はっきり言って、超絶可愛い美人と言っていい。昔からしょっちゅう違う女の子を連れているけど、ローランドより美人は見たことない。
「……う、ぐっ」
傷を舌で深くえぐられるように触られて、私は無意識にうめいた。
「悪い。痛いか? もうちょっとだから、我慢してくれ」
「……うん。ありがと」
しょうもないタラシだけど、実は意外といいやつ。それがローランドだ。
「よし! これで棘は抜けた。今、消毒薬をもらってきてやるから、ちょっと待ってろ。動くなよ」
「うん。ごめんね。迷惑かけて」
「気にすんなよ。お前も一応は女だから。生足舐められて、ご褒美だな。ま、欲を言えば、もっと足首が締まってるほうが好みだけど」
は? い? う? お? な、な、な! 何~ぃ?
「バカっ! ローランドの変態っ!」
側にあった枕をつかんで投げると、ローランドは華麗にそれを避けた。感謝なんかして、不覚だった。こいつは変態イケメンだ! 今日から私は、ローランドをそう称することに決めた。
「クララ! 怪我したって、大丈夫なの?」
「ヘザー? どうしてここに?」
消毒薬を持ってきてくれたのは、なぜかヘザーだった。
「宿に入っていくのを、たまたま見かけたのよ」
「え、図書館は?」
「それがねえ、東洋の女学生の団体が観光してて、激混みだったの。『占いの館』で見たのと同じ制服だったわ。たぶん、別グループだけど。だから、早々に引き返してきた」
ちょうど道の向こう側から、私たちを見つけたらしい。追いかけて宿に入って、ロビーで出てくるのを待っていたという。

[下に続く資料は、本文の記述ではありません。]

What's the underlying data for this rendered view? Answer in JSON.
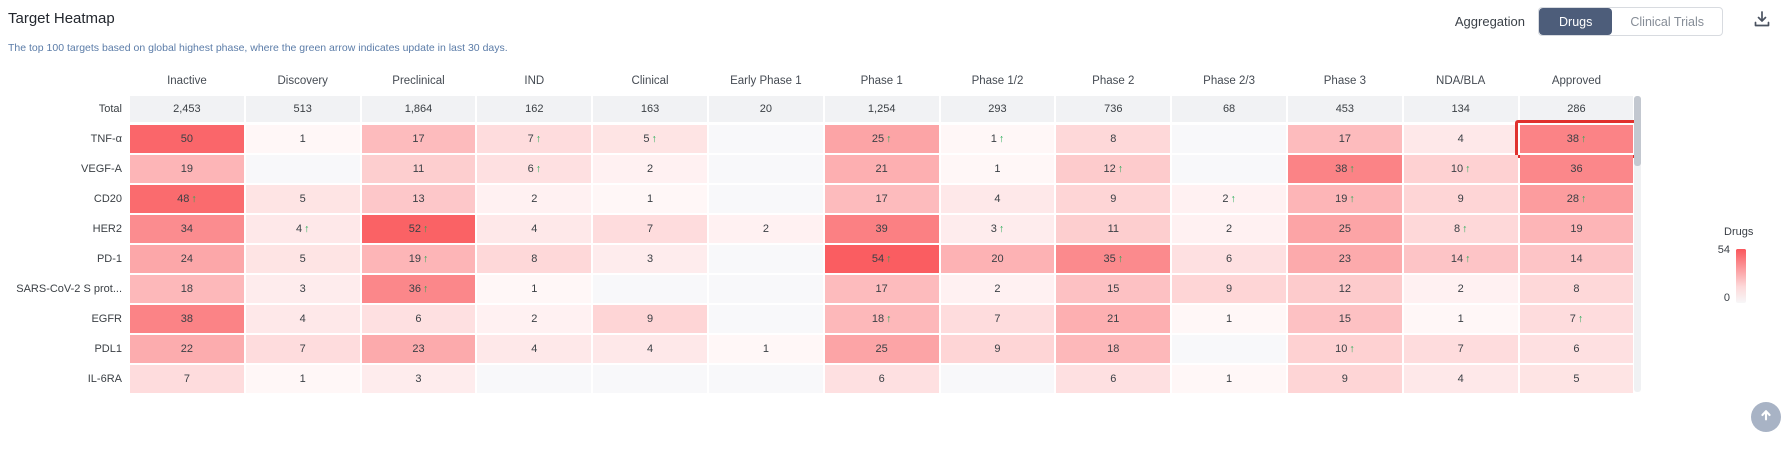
{
  "page": {
    "title": "Target Heatmap",
    "subtitle": "The top 100 targets based on global highest phase, where the green arrow indicates update in last 30 days."
  },
  "controls": {
    "aggregation_label": "Aggregation",
    "options": [
      {
        "label": "Drugs",
        "selected": true
      },
      {
        "label": "Clinical Trials",
        "selected": false
      }
    ],
    "download_icon": "download-tray-arrow"
  },
  "heatmap": {
    "type": "heatmap",
    "max_value": 54,
    "columns": [
      "Inactive",
      "Discovery",
      "Preclinical",
      "IND",
      "Clinical",
      "Early Phase 1",
      "Phase 1",
      "Phase 1/2",
      "Phase 2",
      "Phase 2/3",
      "Phase 3",
      "NDA/BLA",
      "Approved"
    ],
    "total": {
      "label": "Total",
      "values": [
        "2,453",
        "513",
        "1,864",
        "162",
        "163",
        "20",
        "1,254",
        "293",
        "736",
        "68",
        "453",
        "134",
        "286"
      ]
    },
    "rows": [
      {
        "label": "TNF-α",
        "cells": [
          {
            "v": 50
          },
          {
            "v": 1
          },
          {
            "v": 17
          },
          {
            "v": 7,
            "up": true
          },
          {
            "v": 5,
            "up": true
          },
          null,
          {
            "v": 25,
            "up": true
          },
          {
            "v": 1,
            "up": true
          },
          {
            "v": 8
          },
          null,
          {
            "v": 17
          },
          {
            "v": 4
          },
          {
            "v": 38,
            "up": true,
            "highlight": true
          }
        ]
      },
      {
        "label": "VEGF-A",
        "cells": [
          {
            "v": 19
          },
          null,
          {
            "v": 11
          },
          {
            "v": 6,
            "up": true
          },
          {
            "v": 2
          },
          null,
          {
            "v": 21
          },
          {
            "v": 1
          },
          {
            "v": 12,
            "up": true
          },
          null,
          {
            "v": 38,
            "up": true
          },
          {
            "v": 10,
            "up": true
          },
          {
            "v": 36
          }
        ]
      },
      {
        "label": "CD20",
        "cells": [
          {
            "v": 48,
            "up": true
          },
          {
            "v": 5
          },
          {
            "v": 13
          },
          {
            "v": 2
          },
          {
            "v": 1
          },
          null,
          {
            "v": 17
          },
          {
            "v": 4
          },
          {
            "v": 9
          },
          {
            "v": 2,
            "up": true
          },
          {
            "v": 19,
            "up": true
          },
          {
            "v": 9
          },
          {
            "v": 28,
            "up": true
          }
        ]
      },
      {
        "label": "HER2",
        "cells": [
          {
            "v": 34
          },
          {
            "v": 4,
            "up": true
          },
          {
            "v": 52,
            "up": true
          },
          {
            "v": 4
          },
          {
            "v": 7
          },
          {
            "v": 2
          },
          {
            "v": 39
          },
          {
            "v": 3,
            "up": true
          },
          {
            "v": 11
          },
          {
            "v": 2
          },
          {
            "v": 25
          },
          {
            "v": 8,
            "up": true
          },
          {
            "v": 19
          }
        ]
      },
      {
        "label": "PD-1",
        "cells": [
          {
            "v": 24
          },
          {
            "v": 5
          },
          {
            "v": 19,
            "up": true
          },
          {
            "v": 8
          },
          {
            "v": 3
          },
          null,
          {
            "v": 54,
            "up": true
          },
          {
            "v": 20
          },
          {
            "v": 35,
            "up": true
          },
          {
            "v": 6
          },
          {
            "v": 23
          },
          {
            "v": 14,
            "up": true
          },
          {
            "v": 14
          }
        ]
      },
      {
        "label": "SARS-CoV-2 S prot...",
        "cells": [
          {
            "v": 18
          },
          {
            "v": 3
          },
          {
            "v": 36,
            "up": true
          },
          {
            "v": 1
          },
          null,
          null,
          {
            "v": 17
          },
          {
            "v": 2
          },
          {
            "v": 15
          },
          {
            "v": 9
          },
          {
            "v": 12
          },
          {
            "v": 2
          },
          {
            "v": 8
          }
        ]
      },
      {
        "label": "EGFR",
        "cells": [
          {
            "v": 38
          },
          {
            "v": 4
          },
          {
            "v": 6
          },
          {
            "v": 2
          },
          {
            "v": 9
          },
          null,
          {
            "v": 18,
            "up": true
          },
          {
            "v": 7
          },
          {
            "v": 21
          },
          {
            "v": 1
          },
          {
            "v": 15
          },
          {
            "v": 1
          },
          {
            "v": 7,
            "up": true
          }
        ]
      },
      {
        "label": "PDL1",
        "cells": [
          {
            "v": 22
          },
          {
            "v": 7
          },
          {
            "v": 23
          },
          {
            "v": 4
          },
          {
            "v": 4
          },
          {
            "v": 1
          },
          {
            "v": 25
          },
          {
            "v": 9
          },
          {
            "v": 18
          },
          null,
          {
            "v": 10,
            "up": true
          },
          {
            "v": 7
          },
          {
            "v": 6
          }
        ]
      },
      {
        "label": "IL-6RA",
        "cells": [
          {
            "v": 7
          },
          {
            "v": 1
          },
          {
            "v": 3
          },
          null,
          null,
          null,
          {
            "v": 6
          },
          null,
          {
            "v": 6
          },
          {
            "v": 1
          },
          {
            "v": 9
          },
          {
            "v": 4
          },
          {
            "v": 5
          }
        ]
      }
    ]
  },
  "legend": {
    "title": "Drugs",
    "max": "54",
    "min": "0"
  },
  "floating": {
    "scroll_top_icon": "arrow-up"
  },
  "colors": {
    "heat_base": "#fa5d61",
    "empty_cell": "#f8f8fa",
    "total_cell": "#f1f2f4",
    "arrow_green": "#1fa953",
    "highlight_border": "#e0312e",
    "toggle_active_bg": "#4d5d7a",
    "subtitle_text": "#5b7ca8"
  }
}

「でも、戻ってきてよかったわ。ローランドが馬車を手配してくれているから。病院に行きましょ」
足の怪我は擦り傷だけで、痕は残らないという。杖をつくほどでもないけれど、しばらくは足を高くして寝るようにと言われた。たいしたことなくて、本当によかった。
ローランドは、病院まで付き添ってくれた。そこから寮まで、馬車で送ってくれる。
「歩けるのか? 寮まで抱っこで運んでやろうか?」
「あんた、バカなの?そ んなことしたら、クララが悪目立ちするでしょ! 私が肩を貸すから大丈夫よ」
ヘザーがテキパキと言った。さすがの機転! まだ女子寮に入って間もない。明日が入学式の新入生。できれば目立ちたくない。
「二人ともありがと。迷惑かけてごめんね」
「「慣れてる」」
今、カブったよね。私っていつもこんな風に二人の世話になってるってこと? なんだかすごく、申し訳ない気分になった。